Aber Leo sah nicht so aus, als würde ihn das beruhigen.
Adam seufzte. Der Boden unter ihm war einfach nicht interessant genug, um ihn noch länger anzustarren.
„Was ist los?“, fragte er schließlich, als die Stille sich zu sehr in seinen Brustkorb krallte.
Leo blickte auf, als hätte er nur darauf gewartet. Jetzt lag da ein deutlicher Vorwurf in seiner Stimme. „Warum hast du mir nichts von dem Video erzählt?“
Oh. Adam hatte gehofft, die Sache wäre erledigt. War sie nicht, wie er sich vehement erinnerte. Für Leo war das was ganz anderes.
„Ich…“ Verloren brach er ab.
Ich hatte Angst. Angst, dass du durchdrehst und alles kaputtmachst. Dass du mich nicht mehr willst, wenn du das siehst. Dass du es abstoßend findest.
„Es tut mir leid“, sagte er, viel zu leise, aber mehr brachte er nicht zustande.
Einige Augenblicke lang war Leo still.
„Caro hat es zuerst gesehen“, sagte er dann. „Ich hatte keine Ahnung, wie ich das erklären soll. Du warst nicht da.“
Mit einem Mal traf ihn die Erkenntnis. Leos Schwester hatte das gesehen, seine Mutter; Menschen, die ihm etwas bedeuteten, von denen er abhängig war. Für Adam waren die Dinge simpel. Was seine Mitschüler dachten, kümmerte ihn nicht, seine Mutter hatte keine Meinung dazu, und wenn sein Vater das rausfand, war er sowieso tot.
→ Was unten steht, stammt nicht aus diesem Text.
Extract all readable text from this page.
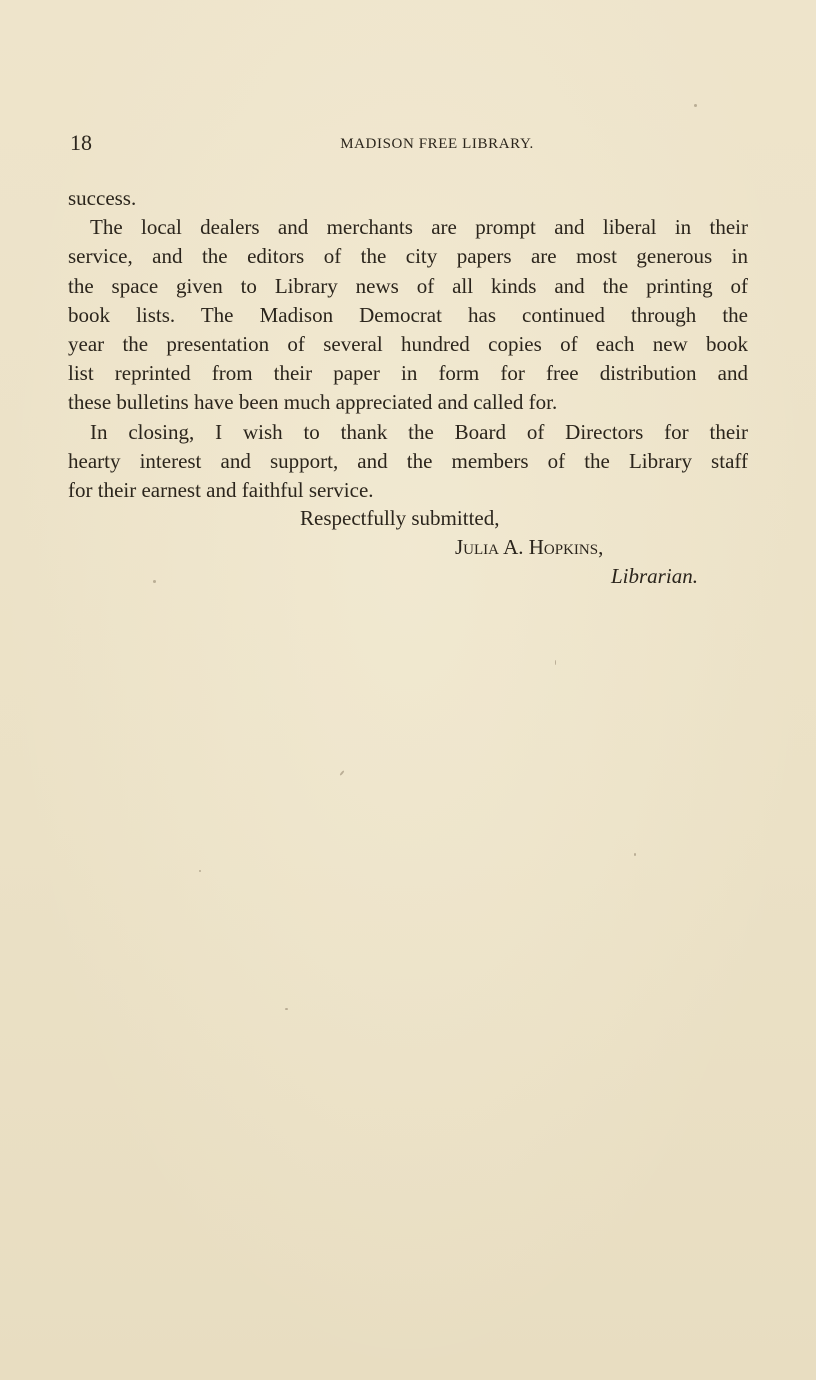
18	MADISON FREE LIBRARY.
success.
The local dealers and merchants are prompt and liberal in their
service, and the editors of the city papers are most generous in
the space given to Library news of all kinds and the printing of
book lists. The Madison Democrat has continued through the
year the presentation of several hundred copies of each new book
list reprinted from their paper in form for free distribution and
these bulletins have been much appreciated and called for.
In closing, I wish to thank the Board of Directors for their
hearty interest and support, and the members of the Library staff
for their earnest and faithful service.
Respectfully submitted,
Julia A. Hopkins,
Librarian.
Da gab es nichts, worüber er noch grübeln musste. Leo dagegen…
Oh. Oh. Leo hatte das seiner Familie erklären müssen. Auf die schlimmstmögliche Art. Adam hatte überhaupt nicht daran gedacht, dass es für Leo kein alles oder nichts gab. Er hatte etwas zu verlieren. Hasste ihn seine Familie jetzt auch?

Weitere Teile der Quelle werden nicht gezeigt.